My cached Nimble volumes are getting faster baby.
Compression wise, I’m seeing some things I didn’t expect. Some volumes are compressing up to 40x. Others are barely hitting 1.2x. The performance impact of this is hard to quantify, but from a conservation standpoint, I’m not having to grow volumes very often. It’s a wash with the old dedupe model, save for one thing: I don’t have to schedule compression. That’s the CPUs job, and for all I know, the Nehalems inside my CS260 are, or should be, redlining as they lz4 my furious iSCSI traffic.
Busy Box & CLI: The Nimble command line in version 1.4x felt familiar to me the first time I used it. I recognized the command structure, the help files and more, and thought it looked like Busy Box.
What’s Busy Box? How to put this without making enemies of The Guys Who Say Vi…Busy Box is a collection of packages, tools, servers and scripts for the unix world developed about 25 years ago by an amazing Unix engineer. It’s very popular, it’s everywhere, and it’s reliable and I have no complaints about it other than the fact that it’s disconcerting that my Nimble has the same package of tools I once installed on my Android handset.
But that’s just the Windows guy talking, a Windows guy who was really fond of his WAFL and misses it but will adapt and holds out hope that OneGet & PowerShell, one day, will emerge victorious over all.
The SSL cert situation is embarrassing and I’m glad my former boss hasn’t seen it. Namely that situation is this: you can’t replace the stock SSL cert, which, frankly looks like something I would do while tooling around with OpenSSL in the lab.
I understand this is fixed in the new 2.x OS version but holy shit what a fail.
Other than that, I’m very pleased -and the organization is very pleased***- with our Nimble array.

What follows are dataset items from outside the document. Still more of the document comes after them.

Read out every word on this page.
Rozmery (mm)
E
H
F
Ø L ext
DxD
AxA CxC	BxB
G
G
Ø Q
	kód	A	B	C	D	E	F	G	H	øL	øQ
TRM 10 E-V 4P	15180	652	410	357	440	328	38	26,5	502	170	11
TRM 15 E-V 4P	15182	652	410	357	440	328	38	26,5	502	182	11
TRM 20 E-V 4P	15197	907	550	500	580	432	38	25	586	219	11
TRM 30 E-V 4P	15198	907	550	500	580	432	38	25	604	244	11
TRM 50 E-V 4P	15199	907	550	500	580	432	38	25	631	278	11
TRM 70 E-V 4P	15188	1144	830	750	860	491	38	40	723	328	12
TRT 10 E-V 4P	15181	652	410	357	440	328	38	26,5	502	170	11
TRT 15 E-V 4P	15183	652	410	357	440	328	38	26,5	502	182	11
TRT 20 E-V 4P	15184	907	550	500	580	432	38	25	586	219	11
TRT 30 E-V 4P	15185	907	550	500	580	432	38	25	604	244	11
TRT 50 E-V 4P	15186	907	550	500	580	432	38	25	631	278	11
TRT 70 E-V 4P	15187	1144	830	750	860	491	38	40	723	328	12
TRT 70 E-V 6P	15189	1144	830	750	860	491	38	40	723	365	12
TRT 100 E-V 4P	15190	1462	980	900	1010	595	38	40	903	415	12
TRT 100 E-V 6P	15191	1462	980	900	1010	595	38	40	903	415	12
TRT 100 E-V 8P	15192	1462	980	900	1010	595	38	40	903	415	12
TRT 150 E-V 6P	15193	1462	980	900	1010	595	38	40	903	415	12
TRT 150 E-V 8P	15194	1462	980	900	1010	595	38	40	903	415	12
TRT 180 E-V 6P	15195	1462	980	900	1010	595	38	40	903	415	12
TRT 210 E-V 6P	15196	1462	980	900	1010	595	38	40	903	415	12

It feels like at last, I’m enjoying the fruits of my labor, I’m riding a high-performance storage array that was cost-effective, easy to install, and is performing at/above expectations. I’m like Major Kong, my array is literally the bomb, man and his machine are in harmony and there’s some joy & euphoria up in the datacenter as my task is complete.
*Remember this lesson #StorageGlory seekers: no one knows your workload like you. The above screenshot of cache hits is of a 400GB SQL transaction log volume of a larger SQL DB that’s in use 24/6. Your mileage may vary.
*** I do not speak for the organization even though I just did.